Forbidding discussion of it also has major effects on those grieving after a loss by suicide. If a parent does not want their child hearing about suicide at all, what hope does the child have of talking about any mental health concerns with their parents?
Indeed, it is evident that as this current crisis gets worse, families are not any more equipped to confront it than the mental health care industry is. Certainly, religion and the implicit morality of what passes for “family values” is at work in the arguments by those like Eddins, but it should be remembered that her original complaint was actually about the school district’s budget.
Regardless of whether or not the critics like her attacking schools are sincere in their concern about the proper time and place for children to receive mental health information, the real argument being made is clear: It comes down to money.
The truth of the matter is that the U.S. is facing not just a mental health crisis; what we’re really up against is a mental care crisis. If someone cannot afford the means to attain mental stability and well-being, their mental health is deemed worthless by the market. Where Eddins properly misses the point is in the fact that the district’s employing of counselors is actually affordable care—purchased by individuals on the market, these services can cost over $10,000 a year per patient (using depression as the model here). What Eddins’ argument overshadows is that mental health care is available to her child, yet she wants to close off that access.
If mental health care is to become more accessible, attention must be focused on the two factors of affordability and availability. If receiving any sort of proper care was only a matter of access, people wouldn’t avoid calling ambulances because of the expected bill; we wouldn’t need to start GoFundMe campaigns to afford insulin; and we wouldn’t need so much literature on how to find “affordable” mental health care.
As this article from CNBC points out, “access to care can [be] prohibitively expensive” which points out the inherent limit of the word “access” leaving one to wonder why we celebrate its use when we hear stories on new grocery stores opening or arguments of how hunger has been declining for years—a fact that is not only no longer true but meant nothing to those whose state-of-being didn’t change by having more access. “Access” is not enough without money.

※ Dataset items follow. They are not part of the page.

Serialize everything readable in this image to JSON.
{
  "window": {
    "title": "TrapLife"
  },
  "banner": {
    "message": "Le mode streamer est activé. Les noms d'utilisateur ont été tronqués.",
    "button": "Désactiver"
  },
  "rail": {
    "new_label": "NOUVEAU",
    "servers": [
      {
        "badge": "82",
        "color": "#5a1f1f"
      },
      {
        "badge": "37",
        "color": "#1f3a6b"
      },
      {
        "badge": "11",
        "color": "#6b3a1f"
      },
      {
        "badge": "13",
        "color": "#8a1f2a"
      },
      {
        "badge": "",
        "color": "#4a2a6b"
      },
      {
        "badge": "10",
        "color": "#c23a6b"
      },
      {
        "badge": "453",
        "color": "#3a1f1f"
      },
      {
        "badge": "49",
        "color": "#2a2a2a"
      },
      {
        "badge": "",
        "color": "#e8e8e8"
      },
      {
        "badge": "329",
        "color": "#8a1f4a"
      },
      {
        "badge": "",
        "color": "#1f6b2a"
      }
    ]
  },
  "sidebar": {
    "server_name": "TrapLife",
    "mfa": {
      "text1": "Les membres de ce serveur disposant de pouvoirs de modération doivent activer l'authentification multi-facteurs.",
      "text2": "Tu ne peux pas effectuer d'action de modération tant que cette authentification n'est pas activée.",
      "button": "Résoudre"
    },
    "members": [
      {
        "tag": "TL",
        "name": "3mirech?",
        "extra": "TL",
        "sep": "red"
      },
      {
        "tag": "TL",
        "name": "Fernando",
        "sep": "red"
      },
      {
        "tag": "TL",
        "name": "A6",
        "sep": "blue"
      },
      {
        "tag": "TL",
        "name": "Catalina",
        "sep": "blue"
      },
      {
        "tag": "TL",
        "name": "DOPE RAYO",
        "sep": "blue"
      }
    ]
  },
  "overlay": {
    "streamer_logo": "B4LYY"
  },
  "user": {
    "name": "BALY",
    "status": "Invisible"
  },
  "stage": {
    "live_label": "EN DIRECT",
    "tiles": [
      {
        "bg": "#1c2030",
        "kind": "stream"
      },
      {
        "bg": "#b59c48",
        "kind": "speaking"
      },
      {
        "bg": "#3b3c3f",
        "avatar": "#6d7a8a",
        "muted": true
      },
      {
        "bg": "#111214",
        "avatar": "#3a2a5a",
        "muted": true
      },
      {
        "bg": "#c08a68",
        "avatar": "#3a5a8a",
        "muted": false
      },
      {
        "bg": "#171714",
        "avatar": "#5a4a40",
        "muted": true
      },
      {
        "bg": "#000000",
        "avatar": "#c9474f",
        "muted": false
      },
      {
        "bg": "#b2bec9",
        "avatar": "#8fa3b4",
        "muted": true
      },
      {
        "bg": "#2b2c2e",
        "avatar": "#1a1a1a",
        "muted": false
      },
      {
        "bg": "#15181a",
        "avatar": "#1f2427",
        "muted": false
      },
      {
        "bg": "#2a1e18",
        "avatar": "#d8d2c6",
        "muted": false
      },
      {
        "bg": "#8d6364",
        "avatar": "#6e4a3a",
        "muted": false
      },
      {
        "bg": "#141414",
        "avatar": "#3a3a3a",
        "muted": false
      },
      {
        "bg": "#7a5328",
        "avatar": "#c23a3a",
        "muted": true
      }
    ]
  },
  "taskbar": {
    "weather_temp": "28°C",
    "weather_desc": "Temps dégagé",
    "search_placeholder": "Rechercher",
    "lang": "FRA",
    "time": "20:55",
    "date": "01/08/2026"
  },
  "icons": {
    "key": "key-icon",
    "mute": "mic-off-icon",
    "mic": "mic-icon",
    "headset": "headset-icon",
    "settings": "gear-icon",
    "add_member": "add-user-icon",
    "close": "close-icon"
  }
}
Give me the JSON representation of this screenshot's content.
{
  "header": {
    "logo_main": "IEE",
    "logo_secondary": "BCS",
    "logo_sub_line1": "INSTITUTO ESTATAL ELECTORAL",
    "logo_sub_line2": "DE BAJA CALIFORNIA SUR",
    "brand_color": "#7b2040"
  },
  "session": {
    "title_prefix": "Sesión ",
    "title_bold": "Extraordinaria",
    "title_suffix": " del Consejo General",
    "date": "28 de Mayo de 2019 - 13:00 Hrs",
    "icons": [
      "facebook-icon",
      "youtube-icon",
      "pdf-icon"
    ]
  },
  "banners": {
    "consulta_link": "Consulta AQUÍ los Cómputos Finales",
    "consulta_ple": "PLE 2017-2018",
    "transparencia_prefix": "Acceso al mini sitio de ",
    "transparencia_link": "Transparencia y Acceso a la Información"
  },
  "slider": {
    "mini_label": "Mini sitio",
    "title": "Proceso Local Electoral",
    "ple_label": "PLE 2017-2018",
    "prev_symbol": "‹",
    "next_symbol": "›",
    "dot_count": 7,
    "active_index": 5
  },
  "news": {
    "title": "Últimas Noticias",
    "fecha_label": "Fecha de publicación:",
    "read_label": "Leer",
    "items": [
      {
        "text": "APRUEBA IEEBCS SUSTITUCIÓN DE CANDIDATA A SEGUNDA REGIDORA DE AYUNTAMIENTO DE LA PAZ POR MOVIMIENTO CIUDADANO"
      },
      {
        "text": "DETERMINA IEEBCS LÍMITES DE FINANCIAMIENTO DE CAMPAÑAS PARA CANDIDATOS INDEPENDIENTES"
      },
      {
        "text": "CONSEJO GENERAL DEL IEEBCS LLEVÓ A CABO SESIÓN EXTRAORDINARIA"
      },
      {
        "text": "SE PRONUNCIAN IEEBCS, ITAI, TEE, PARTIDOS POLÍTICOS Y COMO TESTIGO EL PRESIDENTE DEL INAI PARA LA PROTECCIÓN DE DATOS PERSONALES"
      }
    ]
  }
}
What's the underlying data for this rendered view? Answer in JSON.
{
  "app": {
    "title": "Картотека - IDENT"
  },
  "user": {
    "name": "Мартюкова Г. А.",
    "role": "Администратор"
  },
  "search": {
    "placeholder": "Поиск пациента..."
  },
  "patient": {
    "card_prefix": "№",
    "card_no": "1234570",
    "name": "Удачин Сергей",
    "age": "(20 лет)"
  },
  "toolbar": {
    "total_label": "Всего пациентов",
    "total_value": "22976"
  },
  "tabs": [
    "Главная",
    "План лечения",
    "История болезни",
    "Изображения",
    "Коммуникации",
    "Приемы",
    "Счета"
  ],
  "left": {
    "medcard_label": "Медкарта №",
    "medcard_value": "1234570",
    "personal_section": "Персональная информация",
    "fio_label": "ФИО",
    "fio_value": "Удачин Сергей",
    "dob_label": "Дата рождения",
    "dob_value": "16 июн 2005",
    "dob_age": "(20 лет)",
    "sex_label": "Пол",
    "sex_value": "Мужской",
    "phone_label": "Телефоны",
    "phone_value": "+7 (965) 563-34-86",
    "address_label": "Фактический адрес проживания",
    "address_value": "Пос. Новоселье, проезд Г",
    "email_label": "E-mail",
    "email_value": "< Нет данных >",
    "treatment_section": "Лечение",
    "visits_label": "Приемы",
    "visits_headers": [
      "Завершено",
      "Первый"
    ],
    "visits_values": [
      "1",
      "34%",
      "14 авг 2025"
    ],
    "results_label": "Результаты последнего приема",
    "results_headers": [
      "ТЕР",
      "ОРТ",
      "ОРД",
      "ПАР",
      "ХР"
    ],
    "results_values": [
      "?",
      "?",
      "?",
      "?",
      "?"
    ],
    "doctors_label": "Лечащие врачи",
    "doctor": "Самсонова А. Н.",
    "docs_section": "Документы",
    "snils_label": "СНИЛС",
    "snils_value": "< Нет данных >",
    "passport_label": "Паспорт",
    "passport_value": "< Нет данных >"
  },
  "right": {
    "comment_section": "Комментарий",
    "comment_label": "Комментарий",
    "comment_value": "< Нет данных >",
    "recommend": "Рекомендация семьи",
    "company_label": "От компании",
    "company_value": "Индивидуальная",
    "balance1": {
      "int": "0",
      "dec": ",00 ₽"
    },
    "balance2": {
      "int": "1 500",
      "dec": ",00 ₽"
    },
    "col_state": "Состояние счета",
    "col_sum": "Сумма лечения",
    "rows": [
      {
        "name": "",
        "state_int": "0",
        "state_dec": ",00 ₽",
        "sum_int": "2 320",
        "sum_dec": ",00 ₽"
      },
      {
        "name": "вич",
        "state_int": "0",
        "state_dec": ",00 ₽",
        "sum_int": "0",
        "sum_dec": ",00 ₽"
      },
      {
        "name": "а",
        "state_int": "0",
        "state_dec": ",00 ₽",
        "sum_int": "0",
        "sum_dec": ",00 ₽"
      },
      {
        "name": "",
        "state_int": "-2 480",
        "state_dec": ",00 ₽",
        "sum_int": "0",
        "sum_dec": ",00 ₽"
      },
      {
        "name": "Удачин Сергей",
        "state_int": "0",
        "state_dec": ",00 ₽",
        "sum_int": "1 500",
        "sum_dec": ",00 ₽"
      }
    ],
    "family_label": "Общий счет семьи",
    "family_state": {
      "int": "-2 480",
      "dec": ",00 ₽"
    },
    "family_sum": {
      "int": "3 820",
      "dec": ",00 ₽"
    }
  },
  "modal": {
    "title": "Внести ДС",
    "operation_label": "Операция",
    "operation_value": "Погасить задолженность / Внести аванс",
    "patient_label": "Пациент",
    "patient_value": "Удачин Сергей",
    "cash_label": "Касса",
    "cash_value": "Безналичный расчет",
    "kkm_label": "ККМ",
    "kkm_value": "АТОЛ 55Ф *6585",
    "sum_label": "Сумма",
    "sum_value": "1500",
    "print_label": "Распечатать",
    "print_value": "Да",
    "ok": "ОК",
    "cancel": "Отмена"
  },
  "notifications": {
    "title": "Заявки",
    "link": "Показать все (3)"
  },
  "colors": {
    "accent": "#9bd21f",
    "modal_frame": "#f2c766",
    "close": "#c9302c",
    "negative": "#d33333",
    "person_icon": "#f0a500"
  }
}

Without talking about affordability and availability, the focus on mental health, rather than care, puts the onus on the individual. Despite mental health becoming more “accessible” today, these questions are still to be addressed. But then again, perhaps they’ve already been answered. The mental health deficit can only be fully understood as not so much the individual issues of the mentally ill or suicidal but rather more as the structural inequality of a double-sided market that sees symptoms as opportunities for profit—whether via traditional therapy or “wellness solutions.” Until our care industry is fixed, the so-called mental health crisis is here to stay.